Service Range and Infrastructure
There are several areas of specialisation in which growing demand has been observed. These include:
- Fertility and women’s health
- Dialysis and nephrology
- Cardiology and cath lab procedures
- Cosmetic and aesthetic medicine
- Preventive diagnostics and executive health checks
Nawaloka has continued to upgrade its service portfolio through investments in modern infrastructure and expert consultants. Services are complemented by digital platforms that offer appointment scheduling, real-time results and concierge-style patient support.
The Hospital has expanded its portfolio of services to better serve global patients, incorporating AI-assisted planning, RPM tools and integrated care systems. International engagement has been bolstered through market research and partnerships with medical facilitators.

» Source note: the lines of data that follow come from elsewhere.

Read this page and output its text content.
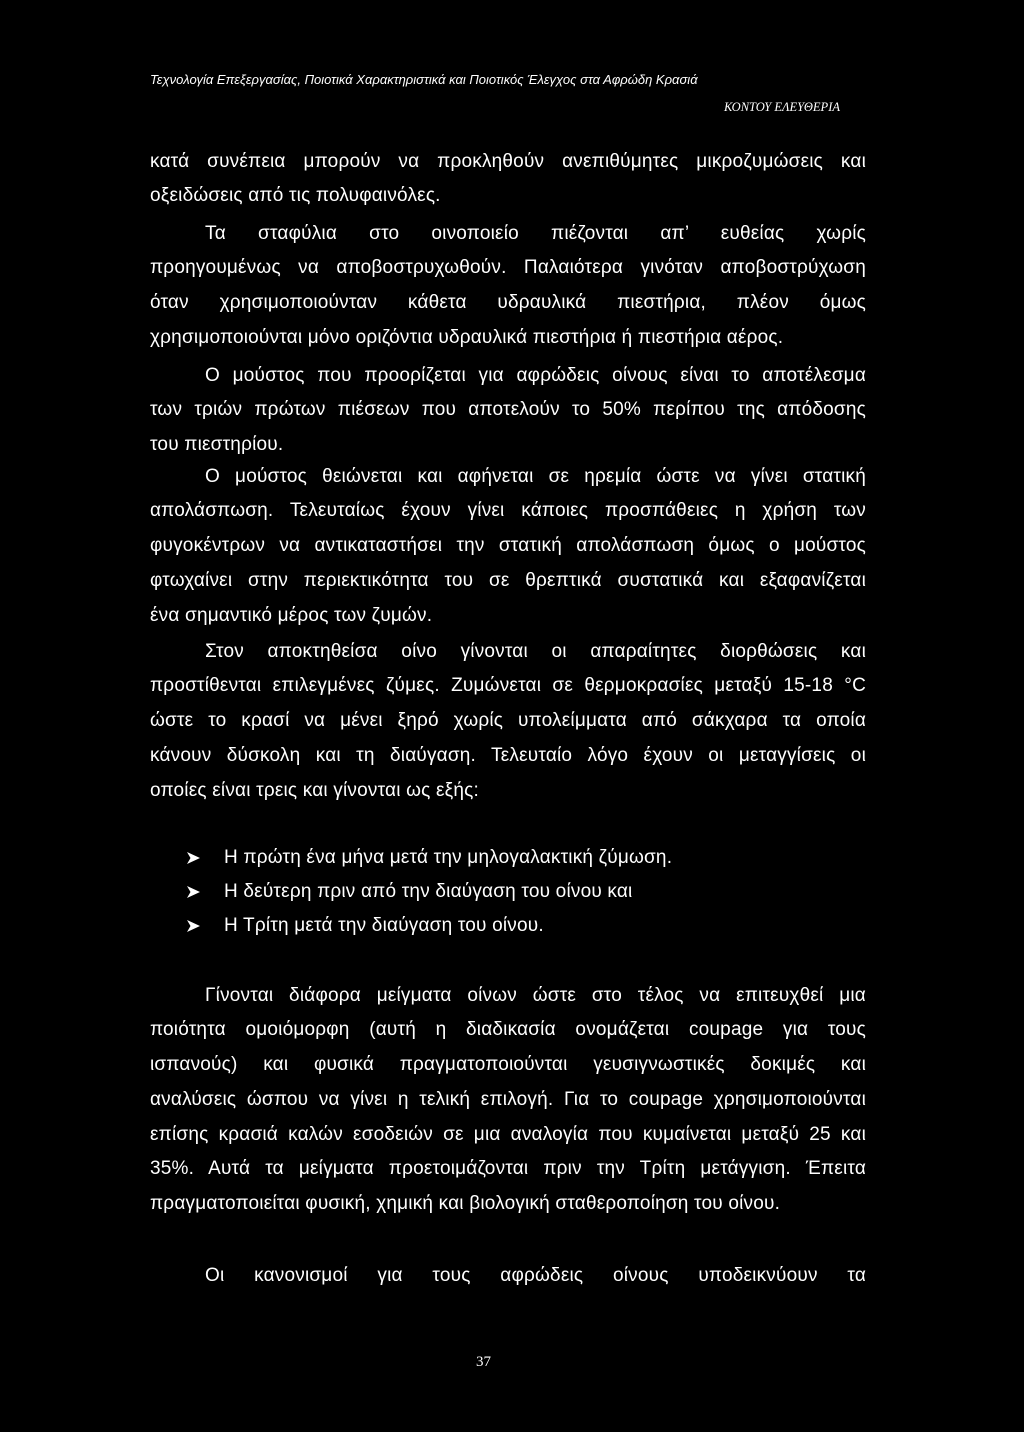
Τεχνολογία Επεξεργασίας, Ποιοτικά Χαρακτηριστικά και Ποιοτικός Έλεγχος στα Αφρώδη Κρασιά
ΚΟΝΤΟΥ ΕΛΕΥΘΕΡΙΑ
κατά συνέπεια μπορούν να προκληθούν ανεπιθύμητες μικροζυμώσεις και
οξειδώσεις από τις πολυφαινόλες.
Τα σταφύλια στο οινοποιείο πιέζονται απ’ ευθείας χωρίς
προηγουμένως να αποβοστρυχωθούν. Παλαιότερα γινόταν αποβοστρύχωση
όταν χρησιμοποιούνταν κάθετα υδραυλικά πιεστήρια, πλέον όμως
χρησιμοποιούνται μόνο οριζόντια υδραυλικά πιεστήρια ή πιεστήρια αέρος.
Ο μούστος που προορίζεται για αφρώδεις οίνους είναι το αποτέλεσμα
των τριών πρώτων πιέσεων που αποτελούν το 50% περίπου της απόδοσης
του πιεστηρίου.
Ο μούστος θειώνεται και αφήνεται σε ηρεμία ώστε να γίνει στατική
απολάσπωση. Τελευταίως έχουν γίνει κάποιες προσπάθειες η χρήση των
φυγοκέντρων να αντικαταστήσει την στατική απολάσπωση όμως ο μούστος
φτωχαίνει στην περιεκτικότητα του σε θρεπτικά συστατικά και εξαφανίζεται
ένα σημαντικό μέρος των ζυμών.
Στον αποκτηθείσα οίνο γίνονται οι απαραίτητες διορθώσεις και
προστίθενται επιλεγμένες ζύμες. Ζυμώνεται σε θερμοκρασίες μεταξύ 15-18 °C
ώστε το κρασί να μένει ξηρό χωρίς υπολείμματα από σάκχαρα τα οποία
κάνουν δύσκολη και τη διαύγαση. Τελευταίο λόγο έχουν οι μεταγγίσεις οι
οποίες είναι τρεις και γίνονται ως εξής:
Η πρώτη ένα μήνα μετά την μηλογαλακτική ζύμωση.
Η δεύτερη πριν από την διαύγαση του οίνου και
Η Τρίτη μετά την διαύγαση του οίνου.
Γίνονται διάφορα μείγματα οίνων ώστε στο τέλος να επιτευχθεί μια
ποιότητα ομοιόμορφη (αυτή η διαδικασία ονομάζεται coupage για τους
ισπανούς) και φυσικά πραγματοποιούνται γευσιγνωστικές δοκιμές και
αναλύσεις ώσπου να γίνει η τελική επιλογή. Για το coupage χρησιμοποιούνται
επίσης κρασιά καλών εσοδειών σε μια αναλογία που κυμαίνεται μεταξύ 25 και
35%. Αυτά τα μείγματα προετοιμάζονται πριν την Τρίτη μετάγγιση. Έπειτα
πραγματοποιείται φυσική, χημική και βιολογική σταθεροποίηση του οίνου.
Οι κανονισμοί για τους αφρώδεις οίνους υποδεικνύουν τα
37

Outlook and Strategic Implications
Nawaloka Hospitals PLC is well-positioned to navigate the evolving healthcare landscape amid macroeconomic recovery and sectoral transformation. Continued digitalisation, infrastructure modernisation and regulatory compliance enhance its strategic posture. The anticipated acceleration of ESG standards, combined with demographic pressures and policy liberalisation, offers both challenges and opportunities.
The Hospital’s early alignment with emerging standards such as SLFRS S1/S2, and NQPS and our proactive international expansion strategy serve to boost our reputation as a leader in Sri Lanka’s private healthcare sector and a regional medical tourism services provider. These developments are expected to drive sustainable growth, enhance patient outcomes and solidify Nawaloka’s role in supporting national healthcare priorities.